The Asian-American, who was a Harvard graduate and a college standout, was never given the chance to prove himself. Frankly, nobody really thought that he could make it. He was too small and skinny. Many doubted him.

But Lin was never fazed about how everybody treated him. He just looked around the bleachers and saw some of the people who believed in him and all the doubts went away. This was an added pressure. However, it gave him strength to move on and never quit.

He never craved attention and he never talked more about himself—always crediting others for their win.

Just weeks ago, Lin had an unguaranteed contract. He even slept on his brother’s couch just to secure him a shelter. He was virtually a nobody. New York Knicks coach Mike D’ Antoni had seen how Lin worked so hard in practice. But being the fourth point guard in the team, Lin was dispensable. He was the first one to be out or waived if the team went shopping for marquee players elsewhere.

This was before D'Antoni started to use Lin when two of his superstars, Amar'e Stoudemire and Camelo Anthony, were unavailable.

After Baron Davis’ injury got extended and with shortage of point guards, Lin finally got the chance that he had been waiting for.

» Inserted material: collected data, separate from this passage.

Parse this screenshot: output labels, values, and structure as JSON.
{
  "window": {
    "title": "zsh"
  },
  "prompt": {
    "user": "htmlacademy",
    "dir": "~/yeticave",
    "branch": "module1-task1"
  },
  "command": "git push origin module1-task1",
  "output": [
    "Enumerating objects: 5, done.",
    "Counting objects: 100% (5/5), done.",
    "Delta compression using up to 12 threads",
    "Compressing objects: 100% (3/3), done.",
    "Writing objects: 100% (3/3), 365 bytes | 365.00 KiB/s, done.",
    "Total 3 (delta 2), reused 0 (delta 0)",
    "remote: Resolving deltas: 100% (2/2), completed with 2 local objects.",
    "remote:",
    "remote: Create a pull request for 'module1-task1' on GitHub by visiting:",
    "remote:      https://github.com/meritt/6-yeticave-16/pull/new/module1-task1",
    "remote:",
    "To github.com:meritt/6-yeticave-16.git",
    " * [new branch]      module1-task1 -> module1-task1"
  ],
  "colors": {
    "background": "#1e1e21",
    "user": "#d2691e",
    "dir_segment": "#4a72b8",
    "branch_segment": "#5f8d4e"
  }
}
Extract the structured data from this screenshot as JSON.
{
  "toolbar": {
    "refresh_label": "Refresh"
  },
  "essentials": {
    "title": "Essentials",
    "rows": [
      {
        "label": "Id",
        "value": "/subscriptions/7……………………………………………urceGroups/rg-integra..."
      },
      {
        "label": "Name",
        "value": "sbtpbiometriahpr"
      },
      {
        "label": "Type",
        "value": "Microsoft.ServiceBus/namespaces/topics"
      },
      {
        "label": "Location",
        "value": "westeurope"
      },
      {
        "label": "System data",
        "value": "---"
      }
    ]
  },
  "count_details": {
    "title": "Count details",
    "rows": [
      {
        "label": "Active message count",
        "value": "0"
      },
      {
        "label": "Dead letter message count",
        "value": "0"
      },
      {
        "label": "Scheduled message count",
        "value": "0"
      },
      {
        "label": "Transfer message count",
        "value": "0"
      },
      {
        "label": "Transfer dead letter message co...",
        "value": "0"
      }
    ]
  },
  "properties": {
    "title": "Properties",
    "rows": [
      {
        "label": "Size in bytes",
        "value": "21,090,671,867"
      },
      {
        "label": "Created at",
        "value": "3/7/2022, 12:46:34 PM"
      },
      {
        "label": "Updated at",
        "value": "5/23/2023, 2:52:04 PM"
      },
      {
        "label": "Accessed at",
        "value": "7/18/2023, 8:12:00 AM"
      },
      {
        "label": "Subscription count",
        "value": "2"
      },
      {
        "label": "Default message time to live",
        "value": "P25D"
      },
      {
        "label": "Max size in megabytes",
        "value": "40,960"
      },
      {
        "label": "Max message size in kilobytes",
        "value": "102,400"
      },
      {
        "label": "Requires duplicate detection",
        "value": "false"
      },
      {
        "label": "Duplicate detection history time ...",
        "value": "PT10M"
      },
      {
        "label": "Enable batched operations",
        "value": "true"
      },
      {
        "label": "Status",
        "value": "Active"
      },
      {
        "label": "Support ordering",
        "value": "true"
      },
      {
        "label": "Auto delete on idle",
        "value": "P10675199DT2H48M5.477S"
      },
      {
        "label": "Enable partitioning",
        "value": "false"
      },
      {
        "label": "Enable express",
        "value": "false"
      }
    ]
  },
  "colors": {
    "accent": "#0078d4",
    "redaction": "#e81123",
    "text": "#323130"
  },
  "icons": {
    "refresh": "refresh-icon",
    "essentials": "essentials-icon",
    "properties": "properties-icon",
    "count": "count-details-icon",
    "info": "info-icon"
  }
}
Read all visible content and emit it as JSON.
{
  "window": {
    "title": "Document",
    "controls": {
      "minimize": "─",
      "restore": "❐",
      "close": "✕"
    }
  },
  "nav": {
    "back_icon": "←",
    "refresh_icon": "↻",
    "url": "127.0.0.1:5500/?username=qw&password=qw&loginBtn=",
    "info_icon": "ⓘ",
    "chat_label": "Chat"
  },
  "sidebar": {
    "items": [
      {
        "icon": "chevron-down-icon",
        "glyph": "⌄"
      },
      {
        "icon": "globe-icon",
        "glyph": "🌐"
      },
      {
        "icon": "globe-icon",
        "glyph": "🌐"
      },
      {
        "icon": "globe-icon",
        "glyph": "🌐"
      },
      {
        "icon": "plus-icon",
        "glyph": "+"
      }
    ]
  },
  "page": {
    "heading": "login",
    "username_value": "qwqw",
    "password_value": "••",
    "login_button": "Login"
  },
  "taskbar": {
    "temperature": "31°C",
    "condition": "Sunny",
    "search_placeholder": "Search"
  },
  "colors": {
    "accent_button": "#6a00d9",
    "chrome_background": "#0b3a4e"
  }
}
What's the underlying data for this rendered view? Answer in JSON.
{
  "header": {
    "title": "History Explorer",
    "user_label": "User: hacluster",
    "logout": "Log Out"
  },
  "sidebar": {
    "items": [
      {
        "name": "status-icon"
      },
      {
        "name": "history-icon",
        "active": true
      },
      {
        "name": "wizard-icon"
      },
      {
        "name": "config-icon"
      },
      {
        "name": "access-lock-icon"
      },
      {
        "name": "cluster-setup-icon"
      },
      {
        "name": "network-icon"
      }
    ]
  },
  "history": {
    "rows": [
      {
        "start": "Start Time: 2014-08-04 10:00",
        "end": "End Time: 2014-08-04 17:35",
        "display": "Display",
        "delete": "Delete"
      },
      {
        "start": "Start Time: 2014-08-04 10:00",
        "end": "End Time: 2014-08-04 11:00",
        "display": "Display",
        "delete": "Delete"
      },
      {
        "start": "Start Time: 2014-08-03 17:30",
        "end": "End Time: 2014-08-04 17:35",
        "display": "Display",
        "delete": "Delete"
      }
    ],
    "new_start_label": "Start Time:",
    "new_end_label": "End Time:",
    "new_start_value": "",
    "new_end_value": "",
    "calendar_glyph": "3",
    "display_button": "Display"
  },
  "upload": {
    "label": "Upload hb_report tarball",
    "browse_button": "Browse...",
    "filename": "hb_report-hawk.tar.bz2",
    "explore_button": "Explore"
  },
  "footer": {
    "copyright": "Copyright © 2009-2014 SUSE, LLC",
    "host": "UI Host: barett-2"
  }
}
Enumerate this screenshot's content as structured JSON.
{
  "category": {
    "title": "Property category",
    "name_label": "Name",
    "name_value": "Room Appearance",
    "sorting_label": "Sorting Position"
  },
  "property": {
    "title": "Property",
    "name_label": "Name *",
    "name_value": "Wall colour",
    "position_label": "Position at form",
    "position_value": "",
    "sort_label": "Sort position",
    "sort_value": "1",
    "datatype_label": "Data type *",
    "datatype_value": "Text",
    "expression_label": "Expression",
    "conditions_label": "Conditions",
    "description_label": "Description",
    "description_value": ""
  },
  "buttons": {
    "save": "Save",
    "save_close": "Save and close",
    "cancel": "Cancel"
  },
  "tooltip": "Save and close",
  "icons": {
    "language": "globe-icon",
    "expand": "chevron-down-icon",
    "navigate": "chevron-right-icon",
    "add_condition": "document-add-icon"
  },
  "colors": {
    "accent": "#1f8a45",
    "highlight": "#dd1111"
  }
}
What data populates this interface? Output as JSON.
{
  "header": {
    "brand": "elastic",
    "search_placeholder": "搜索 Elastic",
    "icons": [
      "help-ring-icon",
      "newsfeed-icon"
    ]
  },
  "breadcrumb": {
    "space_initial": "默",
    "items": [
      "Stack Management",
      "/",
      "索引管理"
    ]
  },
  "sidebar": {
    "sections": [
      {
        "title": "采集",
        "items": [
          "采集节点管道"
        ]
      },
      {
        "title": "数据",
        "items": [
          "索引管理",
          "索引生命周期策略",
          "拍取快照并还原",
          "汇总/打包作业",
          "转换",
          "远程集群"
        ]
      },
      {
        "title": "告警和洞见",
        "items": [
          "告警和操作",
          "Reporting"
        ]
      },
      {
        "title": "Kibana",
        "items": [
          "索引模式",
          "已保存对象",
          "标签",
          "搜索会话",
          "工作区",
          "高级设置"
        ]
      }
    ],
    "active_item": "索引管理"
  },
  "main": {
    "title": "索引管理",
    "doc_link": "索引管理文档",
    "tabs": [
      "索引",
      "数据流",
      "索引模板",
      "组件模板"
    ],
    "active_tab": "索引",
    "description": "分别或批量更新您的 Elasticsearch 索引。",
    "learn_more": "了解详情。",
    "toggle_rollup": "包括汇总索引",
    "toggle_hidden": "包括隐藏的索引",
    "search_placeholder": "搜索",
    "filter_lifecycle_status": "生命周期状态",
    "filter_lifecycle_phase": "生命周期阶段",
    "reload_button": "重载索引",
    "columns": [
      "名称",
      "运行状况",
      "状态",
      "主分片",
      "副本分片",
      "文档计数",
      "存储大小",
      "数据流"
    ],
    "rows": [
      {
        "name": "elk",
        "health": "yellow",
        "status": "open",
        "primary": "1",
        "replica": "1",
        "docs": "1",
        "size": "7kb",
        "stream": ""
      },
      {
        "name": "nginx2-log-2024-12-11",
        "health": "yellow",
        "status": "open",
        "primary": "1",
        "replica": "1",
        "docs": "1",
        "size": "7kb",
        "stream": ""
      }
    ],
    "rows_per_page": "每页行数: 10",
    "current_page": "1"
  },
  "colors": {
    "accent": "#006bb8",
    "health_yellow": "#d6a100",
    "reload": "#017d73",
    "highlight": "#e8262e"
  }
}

Three straight games he scored an average of 23.3 points and eight assists per game.

This was a Cinderella story where the “happy ever after” still continues.

On the biggest game and right in front of a hometown crowd, Lin’s ultimate test came from one of the NBA’s greatest player, Kobe Bryant. Kobe and the Lakers had just won a one-point game against their bitter rival Boston Celtics. And without Carmelo and Amar'e the Lakers wouldn't have any problem in winning against the Knicks. Except they failed to hand out the script to Lin.

Lin scored a career-high 38 points and outshined the game’s biggest star. This was a testament of his greatness, a seemingly touching message that everyone can make it.

As a fan waived his placard with the message L.I.N. (Legend In New York), I remembered that tree standing right in the center of the busy New York City.

Greatness comes in different sizes and form. We may be different but somehow connected.